Malgré le masque impassible qu'elle affiche, il voit clair dans son jeu. Ce qui ne l'empêche pas de se pendre les pieds dans le tapis, évidemment. Il sait bien qu'il est paradoxal de sa part de considérer le rendez-vous plus dangereux pour elle que pour lui-même, mais c'est plus fort que lui.
— Écoute, si tu n'es pas suffisamment sûr de ton coup pour m'autoriser à t'accompagner, alors je ne vois pas pourquoi je serais suffisamment sereine pour te laisser y aller seul, Ann se montre un peu plus directe dans son argumentaire, avec un haussement de sourcils provocateur.
— Très bien. On ira ensemble, alors, il finit donc par céder à cette logique dans un soupir, même si clairement avec réticence.

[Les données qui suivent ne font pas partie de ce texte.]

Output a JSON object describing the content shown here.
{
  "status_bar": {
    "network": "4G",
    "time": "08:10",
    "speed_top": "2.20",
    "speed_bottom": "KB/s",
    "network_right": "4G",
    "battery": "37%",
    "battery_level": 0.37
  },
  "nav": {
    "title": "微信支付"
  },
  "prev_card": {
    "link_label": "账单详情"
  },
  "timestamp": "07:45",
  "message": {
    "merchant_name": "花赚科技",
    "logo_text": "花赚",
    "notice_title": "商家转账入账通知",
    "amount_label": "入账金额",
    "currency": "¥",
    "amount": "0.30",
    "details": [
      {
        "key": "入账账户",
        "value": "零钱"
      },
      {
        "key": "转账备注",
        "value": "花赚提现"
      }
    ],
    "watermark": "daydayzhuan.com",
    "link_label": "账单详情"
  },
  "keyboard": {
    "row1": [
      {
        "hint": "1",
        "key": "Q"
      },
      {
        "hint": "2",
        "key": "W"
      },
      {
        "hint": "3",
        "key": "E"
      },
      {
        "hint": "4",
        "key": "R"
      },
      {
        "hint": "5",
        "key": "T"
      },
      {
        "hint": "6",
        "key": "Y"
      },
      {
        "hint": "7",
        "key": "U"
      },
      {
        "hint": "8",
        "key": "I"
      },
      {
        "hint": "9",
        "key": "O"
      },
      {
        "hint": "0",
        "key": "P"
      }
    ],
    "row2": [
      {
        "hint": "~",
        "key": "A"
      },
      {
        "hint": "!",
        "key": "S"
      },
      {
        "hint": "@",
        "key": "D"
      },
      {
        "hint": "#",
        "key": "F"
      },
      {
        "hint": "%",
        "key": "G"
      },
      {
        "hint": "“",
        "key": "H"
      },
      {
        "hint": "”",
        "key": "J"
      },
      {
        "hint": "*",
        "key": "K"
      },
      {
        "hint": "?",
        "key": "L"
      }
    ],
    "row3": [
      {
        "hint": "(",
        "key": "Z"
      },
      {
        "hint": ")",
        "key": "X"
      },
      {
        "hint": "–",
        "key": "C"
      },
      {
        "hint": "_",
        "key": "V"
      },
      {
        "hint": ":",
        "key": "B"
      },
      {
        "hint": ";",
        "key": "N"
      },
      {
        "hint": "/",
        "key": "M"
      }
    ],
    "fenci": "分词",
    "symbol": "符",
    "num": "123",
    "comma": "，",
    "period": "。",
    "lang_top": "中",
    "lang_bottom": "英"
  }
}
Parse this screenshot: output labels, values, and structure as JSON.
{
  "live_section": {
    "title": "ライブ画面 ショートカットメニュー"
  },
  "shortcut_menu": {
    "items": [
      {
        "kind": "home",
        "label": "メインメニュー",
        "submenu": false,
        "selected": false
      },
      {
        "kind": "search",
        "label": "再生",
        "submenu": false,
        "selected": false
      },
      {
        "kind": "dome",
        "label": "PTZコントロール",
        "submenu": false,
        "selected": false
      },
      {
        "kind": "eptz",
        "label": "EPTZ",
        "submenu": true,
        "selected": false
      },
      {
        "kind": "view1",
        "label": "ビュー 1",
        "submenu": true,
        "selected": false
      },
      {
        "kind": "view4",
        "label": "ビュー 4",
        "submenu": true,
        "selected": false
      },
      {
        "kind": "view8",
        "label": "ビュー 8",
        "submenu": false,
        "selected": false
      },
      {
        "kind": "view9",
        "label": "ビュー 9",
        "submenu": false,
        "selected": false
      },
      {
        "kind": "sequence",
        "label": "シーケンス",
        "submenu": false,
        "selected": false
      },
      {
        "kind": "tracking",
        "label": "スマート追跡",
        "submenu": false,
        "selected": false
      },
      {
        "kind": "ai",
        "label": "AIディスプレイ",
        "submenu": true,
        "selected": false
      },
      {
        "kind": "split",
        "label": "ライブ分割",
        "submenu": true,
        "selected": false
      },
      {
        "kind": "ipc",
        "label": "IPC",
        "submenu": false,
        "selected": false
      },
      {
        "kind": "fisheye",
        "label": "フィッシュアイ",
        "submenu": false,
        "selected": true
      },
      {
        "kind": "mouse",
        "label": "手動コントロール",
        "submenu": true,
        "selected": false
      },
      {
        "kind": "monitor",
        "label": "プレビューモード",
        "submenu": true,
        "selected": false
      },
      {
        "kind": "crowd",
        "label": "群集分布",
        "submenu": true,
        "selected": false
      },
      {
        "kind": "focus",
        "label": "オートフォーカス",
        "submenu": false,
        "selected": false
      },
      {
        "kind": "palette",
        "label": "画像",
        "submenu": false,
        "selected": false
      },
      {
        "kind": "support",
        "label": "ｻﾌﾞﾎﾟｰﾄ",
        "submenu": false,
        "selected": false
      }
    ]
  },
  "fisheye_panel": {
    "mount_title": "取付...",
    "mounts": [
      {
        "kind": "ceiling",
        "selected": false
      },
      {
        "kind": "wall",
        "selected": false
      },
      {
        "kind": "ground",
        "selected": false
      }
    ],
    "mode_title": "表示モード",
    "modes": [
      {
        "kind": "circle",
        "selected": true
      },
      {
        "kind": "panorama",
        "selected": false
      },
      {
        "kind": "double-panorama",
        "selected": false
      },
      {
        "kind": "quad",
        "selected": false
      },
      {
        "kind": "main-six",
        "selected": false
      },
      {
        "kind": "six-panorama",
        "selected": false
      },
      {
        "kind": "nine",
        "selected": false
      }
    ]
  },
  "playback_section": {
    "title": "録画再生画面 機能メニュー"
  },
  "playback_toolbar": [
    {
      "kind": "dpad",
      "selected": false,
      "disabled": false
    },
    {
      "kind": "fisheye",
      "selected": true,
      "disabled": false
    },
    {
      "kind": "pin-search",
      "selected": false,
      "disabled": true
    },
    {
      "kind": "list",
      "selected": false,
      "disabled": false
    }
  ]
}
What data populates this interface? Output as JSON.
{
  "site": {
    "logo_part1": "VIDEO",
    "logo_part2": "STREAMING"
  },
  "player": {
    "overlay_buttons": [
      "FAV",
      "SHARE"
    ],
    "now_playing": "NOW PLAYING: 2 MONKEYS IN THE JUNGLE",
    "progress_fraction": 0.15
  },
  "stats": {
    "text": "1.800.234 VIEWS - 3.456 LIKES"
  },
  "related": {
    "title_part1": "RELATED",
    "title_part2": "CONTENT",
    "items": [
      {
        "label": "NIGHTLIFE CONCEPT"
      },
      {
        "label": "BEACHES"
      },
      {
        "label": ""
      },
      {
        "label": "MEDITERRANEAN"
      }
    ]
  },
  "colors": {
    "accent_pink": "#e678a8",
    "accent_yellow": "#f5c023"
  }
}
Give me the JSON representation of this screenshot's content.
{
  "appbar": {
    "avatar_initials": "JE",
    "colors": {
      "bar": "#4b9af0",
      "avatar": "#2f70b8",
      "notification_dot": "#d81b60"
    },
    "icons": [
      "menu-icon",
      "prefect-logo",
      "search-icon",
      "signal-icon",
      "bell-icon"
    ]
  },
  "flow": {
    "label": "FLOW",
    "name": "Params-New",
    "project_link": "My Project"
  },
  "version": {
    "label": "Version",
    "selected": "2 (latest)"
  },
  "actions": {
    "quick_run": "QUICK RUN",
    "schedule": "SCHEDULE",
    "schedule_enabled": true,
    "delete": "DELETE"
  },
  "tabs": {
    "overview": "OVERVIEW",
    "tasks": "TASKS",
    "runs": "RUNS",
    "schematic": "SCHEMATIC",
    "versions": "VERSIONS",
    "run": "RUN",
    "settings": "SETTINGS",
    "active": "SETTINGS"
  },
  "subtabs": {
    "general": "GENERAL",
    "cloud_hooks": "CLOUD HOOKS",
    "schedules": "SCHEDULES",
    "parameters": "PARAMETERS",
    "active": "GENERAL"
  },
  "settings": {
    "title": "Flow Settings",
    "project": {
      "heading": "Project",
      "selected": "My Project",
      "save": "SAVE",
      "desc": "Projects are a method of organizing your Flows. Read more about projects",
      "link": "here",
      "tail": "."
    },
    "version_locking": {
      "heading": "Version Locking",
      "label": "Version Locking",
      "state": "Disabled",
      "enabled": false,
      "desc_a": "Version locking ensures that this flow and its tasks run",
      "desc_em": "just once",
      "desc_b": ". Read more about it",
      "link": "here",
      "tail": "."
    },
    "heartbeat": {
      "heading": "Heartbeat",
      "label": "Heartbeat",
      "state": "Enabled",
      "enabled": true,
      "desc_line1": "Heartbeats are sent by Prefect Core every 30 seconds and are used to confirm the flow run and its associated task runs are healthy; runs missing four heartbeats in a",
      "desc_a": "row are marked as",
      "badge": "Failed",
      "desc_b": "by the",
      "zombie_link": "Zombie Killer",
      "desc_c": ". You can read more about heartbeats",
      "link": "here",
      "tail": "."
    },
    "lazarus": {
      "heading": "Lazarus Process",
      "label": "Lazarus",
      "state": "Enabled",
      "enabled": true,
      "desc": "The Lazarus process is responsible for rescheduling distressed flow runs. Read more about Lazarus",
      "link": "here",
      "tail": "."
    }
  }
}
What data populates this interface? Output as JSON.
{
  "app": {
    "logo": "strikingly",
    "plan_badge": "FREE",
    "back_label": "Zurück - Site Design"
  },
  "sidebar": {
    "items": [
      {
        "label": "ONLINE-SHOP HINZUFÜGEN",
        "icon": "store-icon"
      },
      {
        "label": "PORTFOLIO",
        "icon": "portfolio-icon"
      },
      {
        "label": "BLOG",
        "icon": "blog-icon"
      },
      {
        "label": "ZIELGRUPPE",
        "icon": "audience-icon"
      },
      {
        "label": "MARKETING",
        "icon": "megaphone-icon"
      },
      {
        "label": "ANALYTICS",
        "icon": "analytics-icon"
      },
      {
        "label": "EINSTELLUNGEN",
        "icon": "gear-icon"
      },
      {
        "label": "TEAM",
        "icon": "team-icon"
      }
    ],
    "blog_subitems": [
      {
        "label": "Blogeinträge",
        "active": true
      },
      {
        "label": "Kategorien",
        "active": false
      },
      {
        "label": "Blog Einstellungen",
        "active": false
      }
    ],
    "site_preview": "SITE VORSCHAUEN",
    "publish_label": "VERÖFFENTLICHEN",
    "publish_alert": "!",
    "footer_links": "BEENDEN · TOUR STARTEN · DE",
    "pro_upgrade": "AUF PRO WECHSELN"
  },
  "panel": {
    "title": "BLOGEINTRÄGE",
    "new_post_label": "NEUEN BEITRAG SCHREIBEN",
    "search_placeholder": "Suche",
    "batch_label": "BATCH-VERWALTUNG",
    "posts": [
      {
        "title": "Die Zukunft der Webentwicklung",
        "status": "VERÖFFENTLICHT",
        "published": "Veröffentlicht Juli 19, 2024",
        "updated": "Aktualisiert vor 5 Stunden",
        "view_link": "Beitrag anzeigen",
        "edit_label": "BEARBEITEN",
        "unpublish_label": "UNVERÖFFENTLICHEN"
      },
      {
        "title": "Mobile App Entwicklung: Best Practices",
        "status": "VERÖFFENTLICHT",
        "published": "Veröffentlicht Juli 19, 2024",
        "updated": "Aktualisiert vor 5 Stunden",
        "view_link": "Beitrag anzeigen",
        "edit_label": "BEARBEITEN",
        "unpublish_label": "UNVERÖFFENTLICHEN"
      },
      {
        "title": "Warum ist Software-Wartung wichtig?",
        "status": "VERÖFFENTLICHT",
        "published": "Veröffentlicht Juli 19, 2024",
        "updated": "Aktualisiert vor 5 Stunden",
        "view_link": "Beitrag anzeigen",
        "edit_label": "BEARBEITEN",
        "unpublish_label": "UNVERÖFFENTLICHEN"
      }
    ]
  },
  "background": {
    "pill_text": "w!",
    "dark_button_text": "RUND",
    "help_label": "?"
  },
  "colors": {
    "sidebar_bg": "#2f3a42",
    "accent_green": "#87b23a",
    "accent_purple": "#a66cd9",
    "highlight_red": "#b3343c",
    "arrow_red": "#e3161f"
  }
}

Victorieuse, elle achève enfin de le rejoindre et se hisse sur la pointe des pieds pour venir déposer un baiser à l'angle de sa mâchoire. C'est le seul point de son visage qu'elle peut atteindre s'il ne fait aucun mouvement pour l'aider. Puis, elle se dirige vers la commode afin de finir de s'habiller. Malgré cette marque d'affection, Jazz reste de marbre et boudeur, contrarié par la tournure des événements. Ce n'est pas dans ces conditions qu'il espérait obtenir gain de cause. Sans compter que, même alors qu'il souhaite lui laisser une chance, le fait que Fred l'ait contacté le laisse encore perplexe quant à ses intentions. Même s'il refuse de se laisser arrêter par les craintes de son épouse, elles ne sont pas entièrement infondées pour autant.